The Peels are unrepentant and rowdy, full of swagger and conviction. They play hard, sexed up rock, can easily make friends with the camera and are currently anticipating the release of their debut LP on Dim Mak. They're also reviled in their former hometown of Seattle for being overly ambitious fashionistas, adored in their new home, San Francisco, for almost the same reason, and unheard of almost everywhere else. Their straightforward middle-finger-to-innovation rock is almost too good to be true, and, because of some baseless bravado when the band first formed they've garnered a degree of skepticism in indie circles that makes this writer have to explain, to his skeptical editor among others, why the Peels should be embraced as the best one night stand that rock "n' roll has to offer.
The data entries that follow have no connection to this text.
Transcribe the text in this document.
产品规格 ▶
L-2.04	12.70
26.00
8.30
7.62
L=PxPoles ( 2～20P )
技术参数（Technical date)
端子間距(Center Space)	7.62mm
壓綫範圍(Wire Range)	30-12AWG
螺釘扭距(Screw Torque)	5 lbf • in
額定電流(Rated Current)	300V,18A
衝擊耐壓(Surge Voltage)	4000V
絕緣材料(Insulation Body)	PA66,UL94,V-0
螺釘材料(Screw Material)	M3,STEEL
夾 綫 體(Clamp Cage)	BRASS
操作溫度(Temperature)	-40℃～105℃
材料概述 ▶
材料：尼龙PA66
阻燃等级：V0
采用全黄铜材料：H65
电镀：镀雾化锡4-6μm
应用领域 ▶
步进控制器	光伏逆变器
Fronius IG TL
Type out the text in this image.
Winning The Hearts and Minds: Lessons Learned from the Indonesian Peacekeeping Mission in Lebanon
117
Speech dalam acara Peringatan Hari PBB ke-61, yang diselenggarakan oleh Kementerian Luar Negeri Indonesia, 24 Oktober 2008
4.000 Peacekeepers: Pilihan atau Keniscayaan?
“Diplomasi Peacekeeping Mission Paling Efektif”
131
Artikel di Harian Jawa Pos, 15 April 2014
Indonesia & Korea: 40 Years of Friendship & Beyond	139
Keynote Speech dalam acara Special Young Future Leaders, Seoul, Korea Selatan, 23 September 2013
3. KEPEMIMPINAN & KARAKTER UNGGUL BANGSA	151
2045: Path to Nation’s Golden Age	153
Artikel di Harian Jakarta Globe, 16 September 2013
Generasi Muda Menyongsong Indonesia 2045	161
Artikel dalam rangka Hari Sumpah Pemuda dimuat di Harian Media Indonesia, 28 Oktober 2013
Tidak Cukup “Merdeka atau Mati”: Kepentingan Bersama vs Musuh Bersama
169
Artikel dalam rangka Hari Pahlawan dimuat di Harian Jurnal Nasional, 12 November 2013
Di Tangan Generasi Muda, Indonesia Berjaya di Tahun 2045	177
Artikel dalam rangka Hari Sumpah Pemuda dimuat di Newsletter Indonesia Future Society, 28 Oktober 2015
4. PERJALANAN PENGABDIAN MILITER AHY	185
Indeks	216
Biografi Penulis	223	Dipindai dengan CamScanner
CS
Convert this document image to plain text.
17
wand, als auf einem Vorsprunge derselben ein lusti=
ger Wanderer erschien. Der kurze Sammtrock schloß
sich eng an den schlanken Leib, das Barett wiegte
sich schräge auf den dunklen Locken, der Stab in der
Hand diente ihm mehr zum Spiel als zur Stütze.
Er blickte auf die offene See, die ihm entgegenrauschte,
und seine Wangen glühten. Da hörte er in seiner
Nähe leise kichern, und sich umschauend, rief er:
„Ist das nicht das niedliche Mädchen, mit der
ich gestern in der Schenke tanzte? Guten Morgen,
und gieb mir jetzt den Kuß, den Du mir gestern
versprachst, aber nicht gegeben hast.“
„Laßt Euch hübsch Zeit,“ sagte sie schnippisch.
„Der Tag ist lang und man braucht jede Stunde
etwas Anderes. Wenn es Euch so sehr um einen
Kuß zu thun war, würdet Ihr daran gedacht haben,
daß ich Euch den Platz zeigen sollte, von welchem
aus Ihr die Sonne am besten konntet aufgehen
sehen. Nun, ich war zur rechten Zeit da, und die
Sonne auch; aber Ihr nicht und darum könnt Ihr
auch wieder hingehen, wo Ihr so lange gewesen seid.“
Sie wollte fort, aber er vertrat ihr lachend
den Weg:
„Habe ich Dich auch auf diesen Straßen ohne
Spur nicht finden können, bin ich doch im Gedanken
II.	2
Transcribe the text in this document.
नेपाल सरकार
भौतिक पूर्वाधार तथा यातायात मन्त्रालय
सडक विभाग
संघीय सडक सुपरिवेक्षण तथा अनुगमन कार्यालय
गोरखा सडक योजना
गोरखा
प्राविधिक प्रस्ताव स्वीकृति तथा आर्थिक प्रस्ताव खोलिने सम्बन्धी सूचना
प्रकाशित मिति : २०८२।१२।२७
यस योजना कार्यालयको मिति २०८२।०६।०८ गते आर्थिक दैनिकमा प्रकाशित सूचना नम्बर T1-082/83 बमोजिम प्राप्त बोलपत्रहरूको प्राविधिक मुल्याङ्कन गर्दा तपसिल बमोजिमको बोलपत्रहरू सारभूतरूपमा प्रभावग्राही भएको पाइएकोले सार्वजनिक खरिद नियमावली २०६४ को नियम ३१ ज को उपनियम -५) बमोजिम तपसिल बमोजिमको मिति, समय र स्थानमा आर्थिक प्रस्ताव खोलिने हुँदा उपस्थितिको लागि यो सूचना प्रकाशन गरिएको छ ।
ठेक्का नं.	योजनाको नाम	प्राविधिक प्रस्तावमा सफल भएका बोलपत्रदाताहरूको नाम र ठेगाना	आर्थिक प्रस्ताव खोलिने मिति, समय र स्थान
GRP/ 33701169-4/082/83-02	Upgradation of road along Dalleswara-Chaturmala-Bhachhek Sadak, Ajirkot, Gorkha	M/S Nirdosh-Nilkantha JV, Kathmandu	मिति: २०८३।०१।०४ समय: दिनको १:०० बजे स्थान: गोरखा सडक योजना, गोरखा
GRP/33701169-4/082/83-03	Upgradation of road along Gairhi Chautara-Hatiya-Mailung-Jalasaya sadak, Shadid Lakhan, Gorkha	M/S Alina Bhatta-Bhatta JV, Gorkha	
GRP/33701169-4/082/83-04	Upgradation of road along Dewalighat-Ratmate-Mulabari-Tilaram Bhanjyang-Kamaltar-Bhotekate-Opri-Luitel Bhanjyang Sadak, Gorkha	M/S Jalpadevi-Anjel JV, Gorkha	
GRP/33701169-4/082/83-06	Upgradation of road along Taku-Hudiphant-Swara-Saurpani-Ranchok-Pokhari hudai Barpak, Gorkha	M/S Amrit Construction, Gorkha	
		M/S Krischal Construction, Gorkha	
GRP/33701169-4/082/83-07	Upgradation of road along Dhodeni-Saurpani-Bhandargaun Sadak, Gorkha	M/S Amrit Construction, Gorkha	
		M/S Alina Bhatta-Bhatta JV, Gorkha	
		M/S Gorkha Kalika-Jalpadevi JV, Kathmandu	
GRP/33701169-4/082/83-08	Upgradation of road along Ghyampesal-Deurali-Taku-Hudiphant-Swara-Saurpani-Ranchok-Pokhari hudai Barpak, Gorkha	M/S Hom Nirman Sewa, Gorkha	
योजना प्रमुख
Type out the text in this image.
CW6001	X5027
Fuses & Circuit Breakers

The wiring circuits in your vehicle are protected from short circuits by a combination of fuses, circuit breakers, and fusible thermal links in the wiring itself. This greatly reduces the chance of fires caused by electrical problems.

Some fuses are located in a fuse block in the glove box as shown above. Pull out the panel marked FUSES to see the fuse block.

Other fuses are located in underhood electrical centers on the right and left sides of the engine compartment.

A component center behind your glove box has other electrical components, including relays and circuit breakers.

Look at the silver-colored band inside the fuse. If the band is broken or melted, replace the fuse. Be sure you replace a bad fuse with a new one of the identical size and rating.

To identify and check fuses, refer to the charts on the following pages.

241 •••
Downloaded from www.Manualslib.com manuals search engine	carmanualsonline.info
Fortunately, the people that care the least about the hype and the hate are The Peels themselves. The fiery foursome, centered around Robin Miller, a 21st-century Chrissie Hynde with the menacing growl of Iggy Pop, only wants to give you pleasure. It's refreshing to see a band that's so honest about its ambitions. They don't want to change the world, just your evening plans. They're certainly not dumb, but they also realize you're not going to a rock show for intellectual stimulation.
It's obvious to The Peels what rock is all about. It's about the body. And though Seattle may have taken issue with their initial confidence to competence ratio (which was heavily weighted towards the former), the move to S.F. and a lot of hard work have justified their brash, bold, and earnest aspirations to all things rock.